С нарочитым пренебрежением он прижал указательный палец правой руки с безупречным маникюром прямо к середине носа Мартина и медленно отодвинул его лицо от своего.
– Не вижу смысла продолжать эту ужасную игру, – вмешался Бретт, выведенный из терпения брюзжанием Мартина. – Предлагаю всем разойтись по своим комнатам. Утро вечера мудренее, и, может, после отдыха удача к тебе вернется.
– Мне не нужны твои советы, будь ты проклят! – крикнул Мартин; его взгляд был диким и бессмысленным. – Мне не нужны ничьи советы! Я хочу сыграть еще партию, и я не отступлюсь. Ты не можешь лишить меня возможности отыграться. – Он снова грохнул кулаком по столу. – Проклятие, дружище, ты должен продолжить игру!
Бретт бросил взгляд на груду монет и клочков бумаги, которые в беспорядке лежали перед ним на столе. Он с раздражением признал, что Мартин прав, но он выиграл так много, что не мог благородно отказаться от выигрыша.
– У меня не было намерения лишать тебя всей собственности, – презрительно бросил он. – Того, что я имею, хватает на мои нужды, а подходящее общество милосердия трудно найти.
– Не надо задирать нос только потому, что к тебе шла карта, – прорычал Мартин. – Я еще не закончил.
Бретт почувствовал раздражение от такого пренебрежения к своему карточному мастерству, но сохранил хладнокровие. Мартин снова сделал приличный глоток из бутылки и облокотился на стол.
– Борьба не закончена, – проскрипел он, но его язык уже начал заплетаться. – Я отыграюсь. – Он встал, пошатываясь, и повернулся кругом, словно ища что-то. – Где эта продажная девка, которая зовется моей сестрой? – завопил он. – Я послал за ней сто лет назад.
В его голосе прозвучали плаксивые нотки. На заплетающихся ногах он подошел к шнурку от звонка и начал дергать за него, как звонарь на колокольне.
– Вам известно, что я нахожу ваше общество поистине очаровательным, – пробормотал Эдвард бесцветным голосом, – но весьма вероятно, что ваша сестра не испытывает к вам симпатии в вашем нынешнем состоянии.

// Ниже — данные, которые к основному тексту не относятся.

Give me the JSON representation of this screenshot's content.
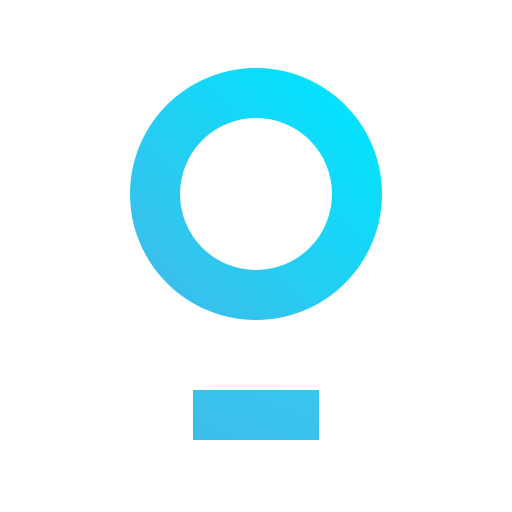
{
  "logo": {
    "gradient_start": "#3dbdea",
    "gradient_end": "#00e5ff",
    "background": "#ffffff"
  },
  "icons": {
    "ring": "ring-icon",
    "bar": "bar-icon"
  }
}
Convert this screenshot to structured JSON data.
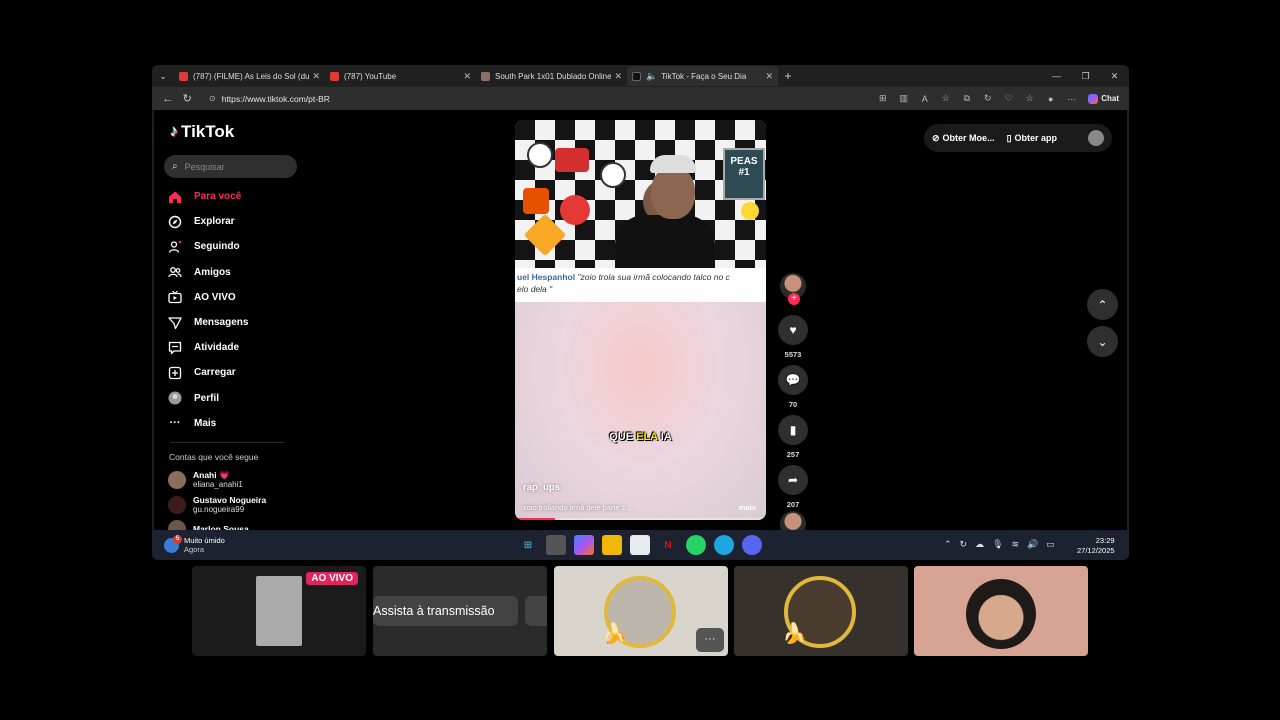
{
  "tabs": [
    {
      "title": "(787) (FILME) As Leis do Sol (dublado)",
      "fav_color": "#e53935"
    },
    {
      "title": "(787) YouTube",
      "fav_color": "#e53935"
    },
    {
      "title": "South Park 1x01 Dublado Online -",
      "fav_color": "#8d6e63"
    },
    {
      "title": "TikTok - Faça o Seu Dia",
      "fav_color": "#111111"
    }
  ],
  "address": {
    "url": "https://www.tiktok.com/pt-BR"
  },
  "browser": {
    "chat_label": "Chat"
  },
  "tiktok": {
    "logo": "TikTok",
    "search_placeholder": "Pesquisar",
    "nav": [
      {
        "label": "Para você",
        "icon": "home-icon",
        "active": true
      },
      {
        "label": "Explorar",
        "icon": "compass-icon"
      },
      {
        "label": "Seguindo",
        "icon": "following-icon"
      },
      {
        "label": "Amigos",
        "icon": "friends-icon"
      },
      {
        "label": "AO VIVO",
        "icon": "live-icon"
      },
      {
        "label": "Mensagens",
        "icon": "messages-icon"
      },
      {
        "label": "Atividade",
        "icon": "activity-icon"
      },
      {
        "label": "Carregar",
        "icon": "upload-icon"
      },
      {
        "label": "Perfil",
        "icon": "profile-icon"
      },
      {
        "label": "Mais",
        "icon": "more-icon"
      }
    ],
    "following_title": "Contas que você segue",
    "following": [
      {
        "name": "Anahi 💗",
        "user": "eliana_anahi1"
      },
      {
        "name": "Gustavo Nogueira",
        "user": "gu.nogueira99"
      },
      {
        "name": "Marlon Sousa",
        "user": ""
      }
    ],
    "top_right": {
      "coins": "Obter Moe...",
      "app": "Obter app"
    },
    "video": {
      "caption_author": "uel Hespanhol",
      "caption_text": "\"zoio trola sua irmã colocando talco no c",
      "caption_text2": "elo dela \"",
      "subtitle_a": "QUE ",
      "subtitle_b": "ELA",
      "subtitle_c": " IA",
      "author": "rap_ups",
      "description": "zoio trollando irmã dele parte 1 ...",
      "more": "mais",
      "progress": 0.16,
      "sign_text": "PEAS #1"
    },
    "actions": {
      "likes": "5573",
      "comments": "70",
      "saves": "257",
      "shares": "207"
    }
  },
  "taskbar": {
    "weather_title": "Muito úmido",
    "weather_sub": "Agora",
    "weather_badge": "5",
    "time": "23:29",
    "date": "27/12/2025"
  },
  "participants": {
    "live_badge": "AO VIVO",
    "watch_label": "Assista à transmissão",
    "more": "···"
  }
}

Тут Мартин так неистово дернул за шнурок звонка, что тот остался у него в руках, и он отшвырнул его, сопроводив свое действие шквалом злобных ругательств на предмет зачатия Эдварда и способа, которым он был произведен на свет. Шнурок угодил в бедро собаке, она подпрыгнула, возмущенно взвизгнув, и тут же угрожающе зарычала. В пылу дикой ярости Мартин бросился к ней и, шатаясь, пнул ее обрюзгшее стареющее тело – в ответ она укусила его за ногу. Взревев от боли, Мартин так жестоко ударил ее в нос, что она выпустила его икру и жалобно заскулила, съежившись под градом сыплющихся на нее ударов.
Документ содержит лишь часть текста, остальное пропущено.